Mr Dennigan said that while the greater security for new tenants was welcomed, he said without changes to HAP more people will become homeless or stay homeless when rental properties rise to “unaffordable” market rates.
He said the change means from Sunday a new tenancy will be paying “substantially higher than they would have been last month” and that these increases could be as high as 25%.

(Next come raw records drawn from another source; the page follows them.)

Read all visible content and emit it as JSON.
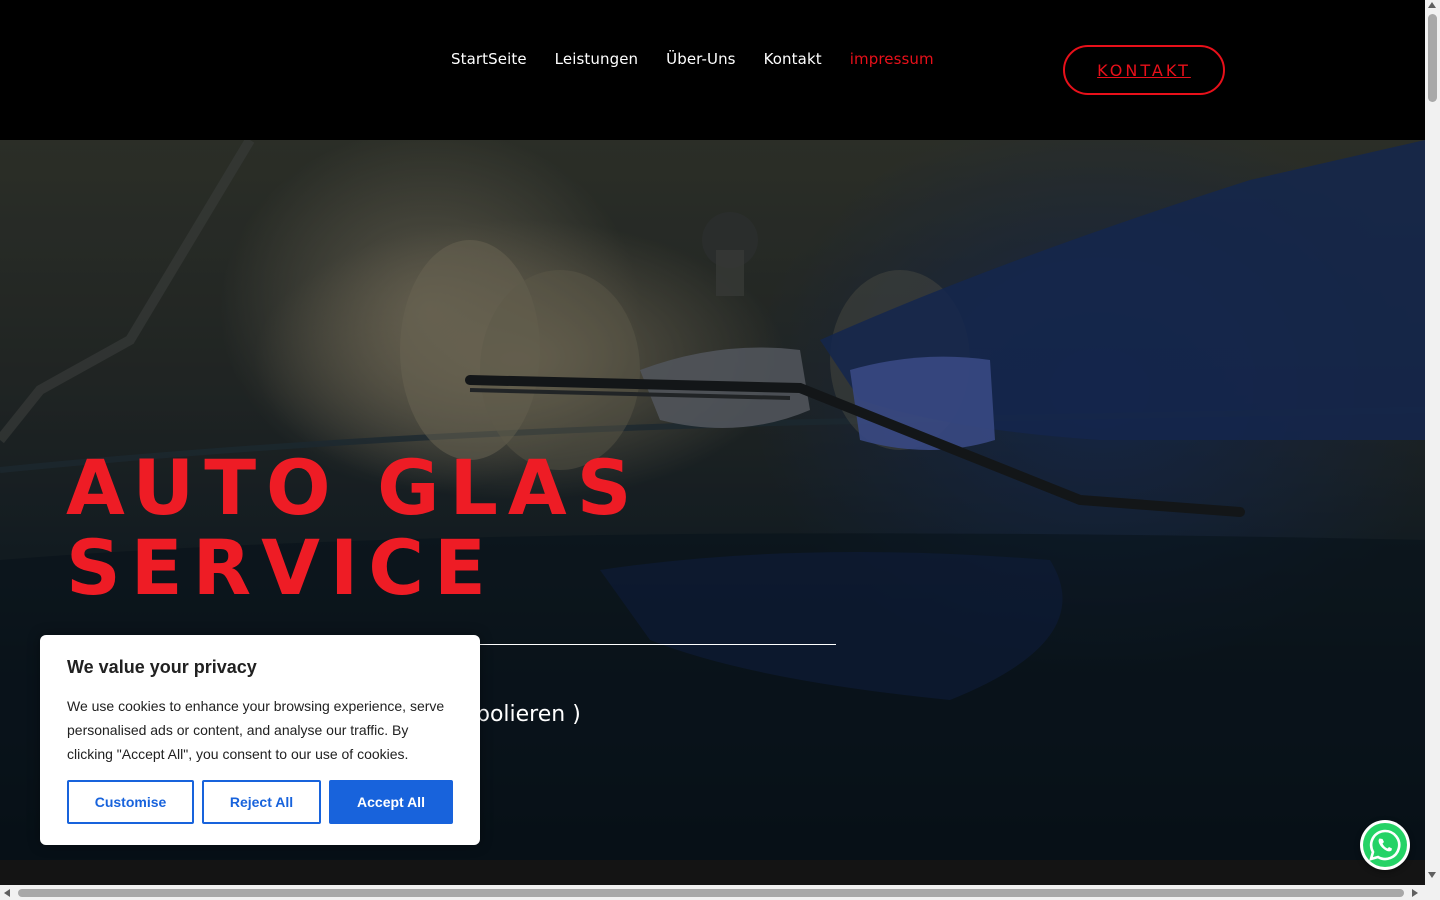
{
  "header": {
    "nav": [
      {
        "label": "StartSeite"
      },
      {
        "label": "Leistungen"
      },
      {
        "label": "Über-Uns"
      },
      {
        "label": "Kontakt"
      },
      {
        "label": "impressum",
        "active": true
      }
    ],
    "cta_label": "KONTAKT"
  },
  "hero": {
    "title_line1": "AUTO GLAS",
    "title_line2": "SERVICE",
    "subtitle_visible": "polieren )"
  },
  "cookie": {
    "title": "We value your privacy",
    "text": "We use cookies to enhance your browsing experience, serve personalised ads or content, and analyse our traffic. By clicking \"Accept All\", you consent to our use of cookies.",
    "customise_label": "Customise",
    "reject_label": "Reject All",
    "accept_label": "Accept All"
  },
  "colors": {
    "accent_red": "#e8101a",
    "cookie_blue": "#1863dc",
    "whatsapp_green": "#25d366"
  },
  "icons": {
    "floating": "whatsapp-icon"
  }
}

“No-one including the Government knows what this increase will be, but informed estimates range from 10% to 25%,” he said.
Sinn Fein housing spokesman Eoin O Broin said there was a 26% increase in homelessness a year and a 30% increase in child homelessness.
He said the rental changes on Sunday would see renters pay “thousands upon thousands” in more rent and for those who cannot afford to, they risk becoming homeless.
“Not only is tackling the homelessness crisis not this Government’s priority, they are consciously, deliberately and knowingly making it worse.”
He accused Housing Minister James Browne of a “car crash interview” on RTE Radio and said he had “no idea” that rents would fall in the long run as a result of these changes.
“I don’t believe the minister for a second, but the records speaks for itself, 55,000 separate adults,” he said.
“Just think about that for a second, that’s more than the entire population of Co Longford.
“That’s more than the entire population of the largest town in the country, Drogheda.
“That’s more than it would take to fill a sell-out capacity event at the Aviva Stadium.
“Fianna Fail and Fine Gael have made that number of people homeless over the last decade.”
Labour’s housing spokesman Conor Sheehan said homelessness had increased by 10% since Mr Browne became housing minister.
“We are going to see these numbers that stand at over 17,000 go through the roof in the next year to two years.”
Social Democrats housing spokesman Rory Hearne said the child homeless figures represented “a devastating rise”.
“The Government’s rental changes do nothing to protect the hundreds of thousands of renters who are in existing tenancies, who will still be subject to no-fault evictions – we will continue to see thousands of children in this country subjected to the trauma of homelessness, trauma that is utterly preventable.”
People Before Profit’s Richard Boyd Barrett said: “The Government’s Residential Tenancies Bill will hike rents even more, driving more people into homelessness and exacerbating the crisis even further.”